Ten Miles Past Normal by Frances O'Roark Dowell


Title: Ten Miles Past Normal
Author: Frances O'Roark Dowell
Publisher: Simon and Schuster
Rating: WARTY!

Janie Gorman is a bit of a loser. She's the kind of person who tends to complain about how bad her life is without realizing that the problems of which she complains so fluently (some might say flatulently) are within her own grasp to fix. Janie lives on a farm. The idea of moving there was originally hers, but she's come to regret it. She lives out of town, and now she's moved up to high school she hardly gets chance to see her friends from middle school. The only one she still sees with any regularity is Sarah, who is a bit shallow at best, and Janie is starting to have doubts about how sturdy that friendship is.

Janie is a loner, who tends to end up with farm smells on her, which repel other kids. She could of course get up earlier so that she can complete her farm chores, then shower and get dressed for school, but she's too dumb to register that solution as both practical and within her grasp. She is on 'B' lunch, whereas her middle school friends are all on 'A' lunch, and she's too dumb to engineer meetings with them, so she goes to sit in the library alone rather than sit in the cafeteria alone. In art class, she sits between two people who are constantly flirting, yet she's too dumb to switch places with one of them.
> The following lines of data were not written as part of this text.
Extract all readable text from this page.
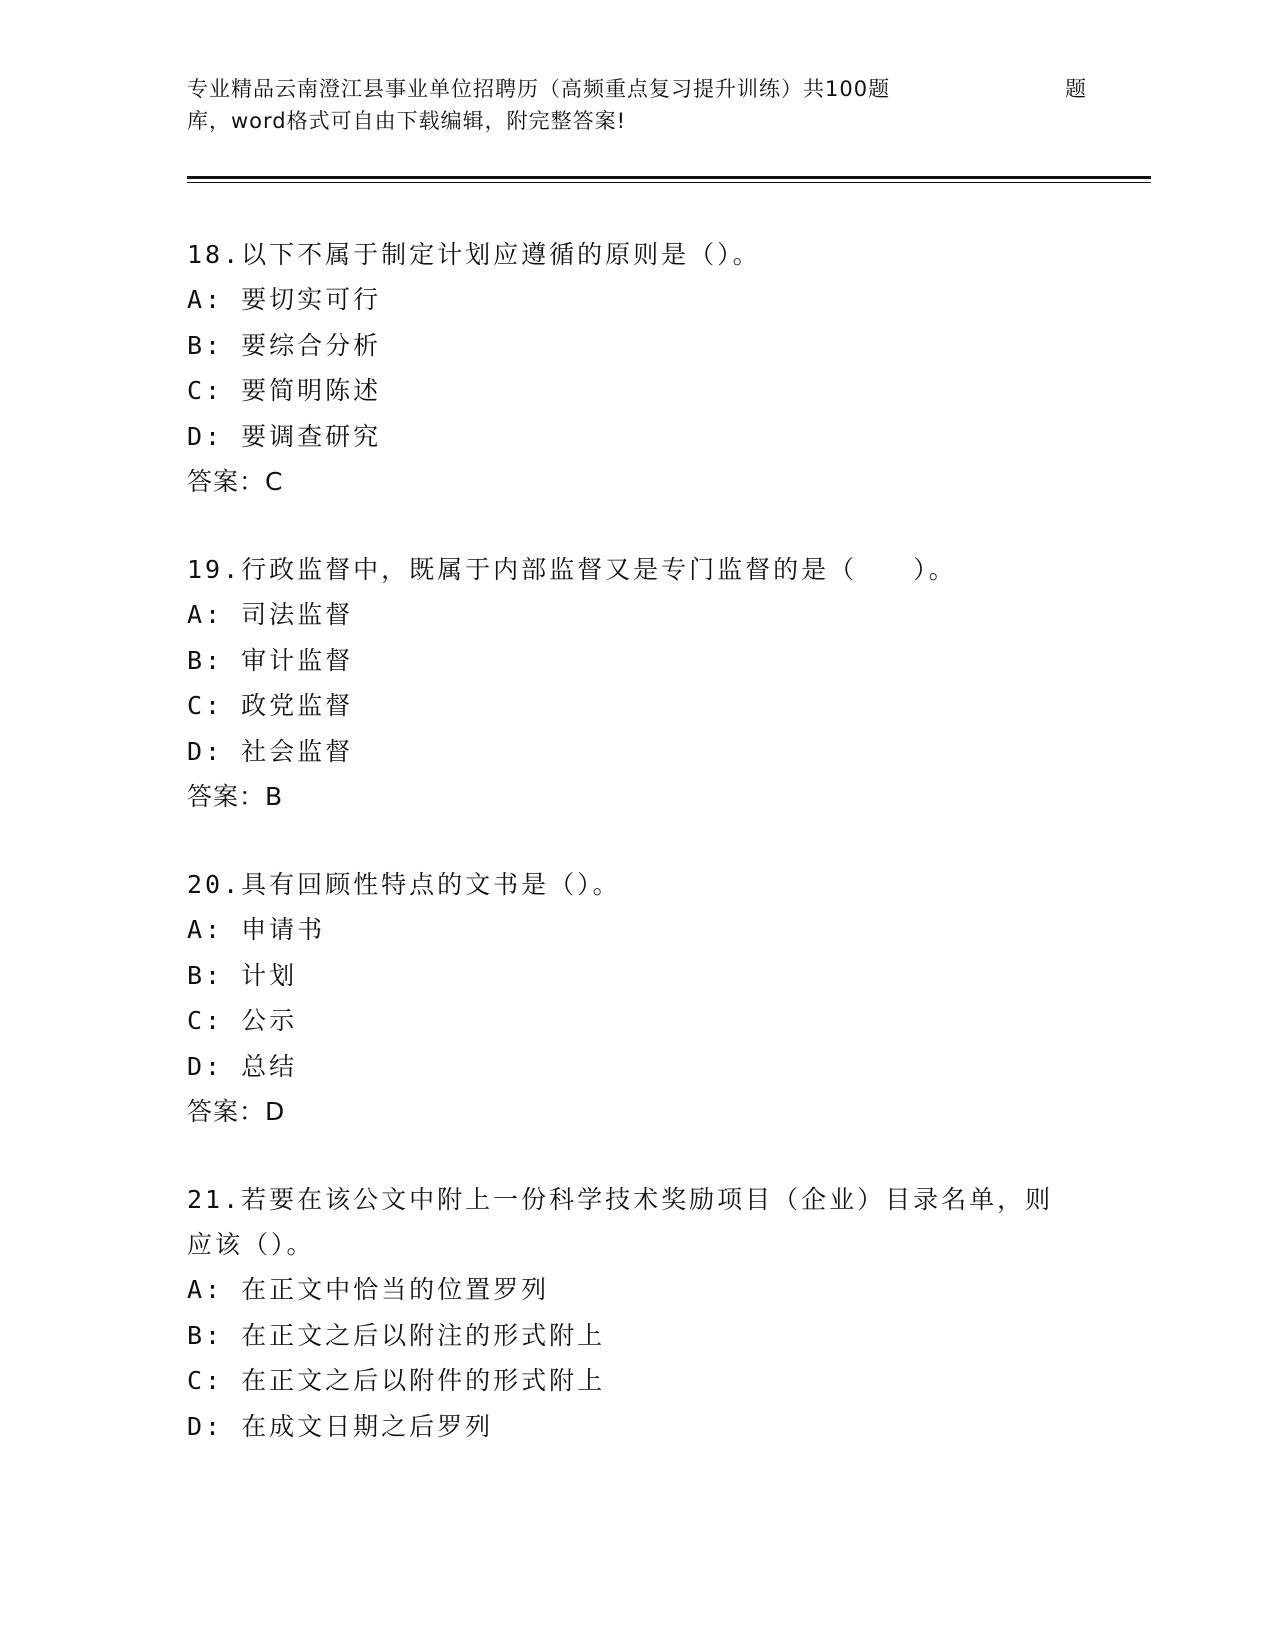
专业精品云南澄江县事业单位招聘历（高频重点复习提升训练）共100题	题
库，word格式可自由下载编辑，附完整答案!

18.以下不属于制定计划应遵循的原则是（）。

A: 要切实可行
B: 要综合分析
C: 要简明陈述
D: 要调查研究
答案：C

19.行政监督中，既属于内部监督又是专门监督的是（　　）。

A: 司法监督
B: 审计监督
C: 政党监督
D: 社会监督
答案：B

20.具有回顾性特点的文书是（）。

A: 申请书
B: 计划
C: 公示
D: 总结
答案：D

21.若要在该公文中附上一份科学技术奖励项目（企业）目录名单，则应该（）。

A: 在正文中恰当的位置罗列
B: 在正文之后以附注的形式附上
C: 在正文之后以附件的形式附上
D: 在成文日期之后罗列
Her salvation from dumbness comes, oddly enough, via Sarah, when the latter promotes herself as a potential bass player for the after school 'jam band'. Sarah's only interest is in Jeremy, the 'dreamy' guitar player, but when Sarah realizes that bass guitars actually have size and weight, she chickens out. Janie, meanwhile, who had been swept along under the pretence that she can sing, tries the bass, and discovers that it resonates with her in more than one way, so she starts learning to play it.

Slowly, Janie starts to see that she has a life, and the nicknames she has garnered for herself, Farm Girl, Haystack Hair, Goat Girl, and even Skunk Girl after the incident with the goat poop, drop away, as did my interest in this novel. Janie was far too much of a loser and far too limp and slow to get a grip that I could not get with her at all. She really was a skunk girl after all and it's true: she's not even close to normal unless you equate 'normal' with poor YA protagonists.